L’objectif de cette rencontre était de permettre aux producteurs de rencontrer de potentiels acheteurs de sarrasin (coopérative, société de courtage) pour leur récolte 2017. En effet un des objectifs fixés avec eux, pour la campagne 2017 était de commercialiser leur récolte ensemble, sans recourir aux intermédiaires habituels. Cette rencontre a aussi permis aux producteurs de prendre connaissance des cahiers des charges et des exigences de chaque acheteur.
-  Mise en place de demi- journées « bout de champ » animées par la FRCIVAM en 2017 puis par les Chambres d’agriculture en 2018.
Ces demi-journées correspondent à des visites de parcelles de sarrasin chez un producteur impliqué dans le projet. Leur objectif est de permettre aux producteurs (anciens/ nouveaux) d’échanger autour de leurs pratiques culturales. Elles permettent également de capitaliser des observations sur la culture et son adaptation aux aléas climatiques.
-  Mise en place de suivis agronomiques de parcelles sur 2 exploitations réalisée par la Chambre d’agriculture de la Creuse et de la Corrèze.
Le partenariat engagé avec les Chambres d’agriculture a permis de mettre en place des suivis agronomiques de parcelles sur deux exploitations (analyse de la relation entre les modalités de travail du sol et le rendement final, entre les modalités de travail du sol et l’impact carbone de la culture, entre le temps de travail et le coût de production final de la culture).Ce suivi a apporté des éléments techniques et donné des pistes pour adapter et améliorer les pratiques des producteurs.
-  Mise en place d’un test de structuration des producteurs pour mutualiser le tri, le séchage et la commercialisation du sarrasin (9 producteurs engagés).
L’expérience a consisté à ne pas avoir recours à l’opérateur marchand habituel pour le tri, le séchage et la commercialisation du sarrasin mais à définir une organisation pour réaliser ces opérations en s’appuyant sur des outils existants déjà sur 2 des exploitations engagées dans la démarche (trieur séchoir). Le grain a pu ensuite être stocké sur le site de tri. Malgré un décalage entre l’organisation prévue avec les producteurs et l’organisation effective, le test a assez bien fonctionné et a permis de commercialiser l’ensemble des volumes produits à un seul acheteur.

Séchage de sarrasin

En 2017, 53 ha de sarrasin ont été semés (surfaces comprises entre 1 et 16 ha) par les producteurs engagés dans le projet. Sur ces 53 ha, 34 ha ont été moissonnés pour un volume de sarrasin total de 55 tonnes (rendement moyen de 16 quintaux/ha). Le volume total commercialisé a été de 36 T, certains producteurs souhaitant garder une partie de leur récolte (semences, alimentation des animaux).
En 2018, les prévisions de surfaces à semer en sarrasin par le groupe de producteurs s’élevaient à 81 Ha mais les conditions météorologiques (pluies abondantes en mai/juin) ont empêché le semis de la totalité des parcelles prévues. Au final ce sont 72 Ha qui ont été semés. La campagne 2018 en termes de rendement a été très mauvaise à cause de la sécheresse prolongée. Sur de nombreuses parcelles, les fleurs ont coulé, ne produisant pas de grains. Au final environ 60 ha ont été moissonnés pour un volume total collecté de 56.5 (rendement moyen de 9.4 quintaux/ha). On retrouve ici une des caractéristiques de la culture du sarrasin : le côté aléatoire des rendements liés aux aléas climatiques.

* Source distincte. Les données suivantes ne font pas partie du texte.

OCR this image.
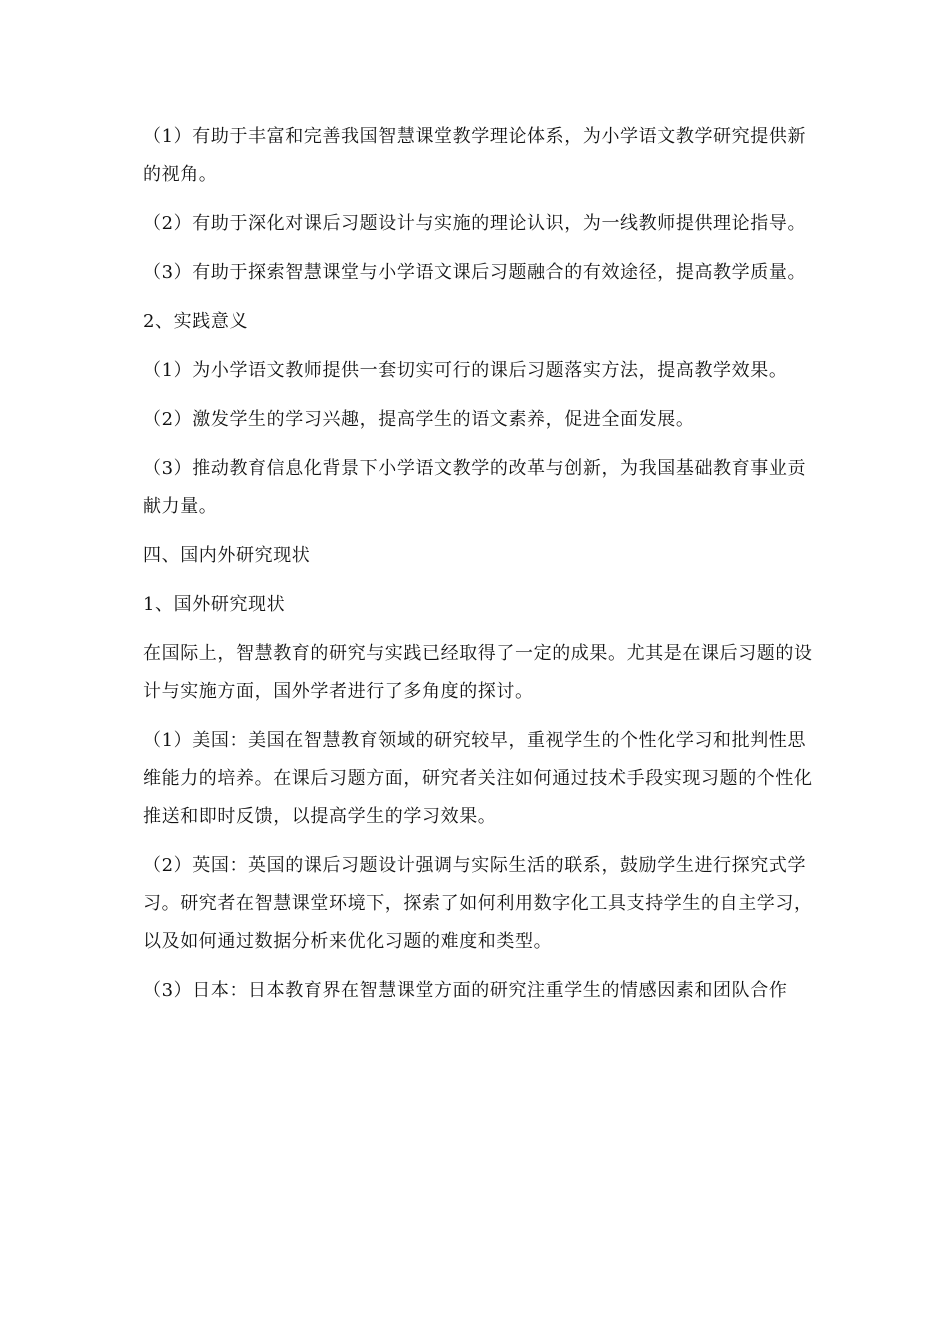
（1）有助于丰富和完善我国智慧课堂教学理论体系，为小学语文教学研究提供新的视角。

（2）有助于深化对课后习题设计与实施的理论认识，为一线教师提供理论指导。

（3）有助于探索智慧课堂与小学语文课后习题融合的有效途径，提高教学质量。

2、实践意义

（1）为小学语文教师提供一套切实可行的课后习题落实方法，提高教学效果。

（2）激发学生的学习兴趣，提高学生的语文素养，促进全面发展。

（3）推动教育信息化背景下小学语文教学的改革与创新，为我国基础教育事业贡献力量。

四、国内外研究现状

1、国外研究现状

在国际上，智慧教育的研究与实践已经取得了一定的成果。尤其是在课后习题的设计与实施方面，国外学者进行了多角度的探讨。

（1）美国：美国在智慧教育领域的研究较早，重视学生的个性化学习和批判性思维能力的培养。在课后习题方面，研究者关注如何通过技术手段实现习题的个性化推送和即时反馈，以提高学生的学习效果。

（2）英国：英国的课后习题设计强调与实际生活的联系，鼓励学生进行探究式学习。研究者在智慧课堂环境下，探索了如何利用数字化工具支持学生的自主学习，以及如何通过数据分析来优化习题的难度和类型。

（3）日本：日本教育界在智慧课堂方面的研究注重学生的情感因素和团队合作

Fin 2017, les producteurs ont souhaité gagner en autonomie et en organisation. Ils ont décidé de se structurer juridiquement sous forme d’association ou de GIE/ GIEE. L’objectif de cette démarche étant de faciliter la commercialisation et les investissements pour disposer sur un même site d’un trieur, d’un séchoir et d’un espace de stockage. Cette structuration devant aussi contribuer à une meilleure visibilité du projet auprès de nouveaux producteurs et d’éventuels financeurs, en accord avec eux, il a été décidé, de ne pas chercher à recruter de nouveaux producteurs tant que cette structuration juridique ne serait pas effective.
Pour avancer sur les aspects techniques du projet le Pnr, associé à la Communauté de communes Creuse Grand Sud a engagé début 2018, un partenariat avec la Chambre d’Agriculture de la Haute-Vienne qui dispose de conseillers spécialisés sur l’accompagnement à la structuration de filière de groupes de producteurs. Au printemps 2018, les 3 structures ont élaboré une feuille de route pour 2018/ 2019 et signé une convention de partenariat tripartite. Celle-ci définit la répartition des missions entre les 3 structures afin de proposer aux producteurs un accompagnement technique pour avancer dans la structuration de la filière (production d’un sarrasin de qualité ; création d’une structure juridique support, maitrise de la valorisation du produit).
La Chambre d’Agriculture de la Haute-Vienne avec l’appui des compétences du réseau « Chambres d’Agriculture » :
-  a poursuivi le travail avec le groupe de producteurs sur les aspects techniques de la production (essais culturaux, suivi agronomique de parcelles étendu à une exploitation par département, échanges de pratiques, capitalisation des connaissances sur le sarrasin et le développement des savoir-faire) : 2 demi-journées « bout de champ » ont été animées et 2 essais culturaux mis en place par les techniciens des chambres de la Corrèze et de la Creuse.
-  a amorcé une réflexion avec les producteurs sur la formalisation de leur engagement et leur structuration juridique  : apport de connaissances sur les différents statuts juridiques possibles (association, GIEE), élaboration d’une formation à destination des producteurs pour identifier les risques liés à la rentabilité du projet et mettre en place un plan stratégique, s’approprier les atouts et contraintes des différentes structures juridiques. 2 réunions de travail avec le groupe de producteurs (avril et septembre), en partenariat avec le Parc. Le choix du statut juridique interviendra en 2019 après la formation qui est prévue au 1er semestre 2019.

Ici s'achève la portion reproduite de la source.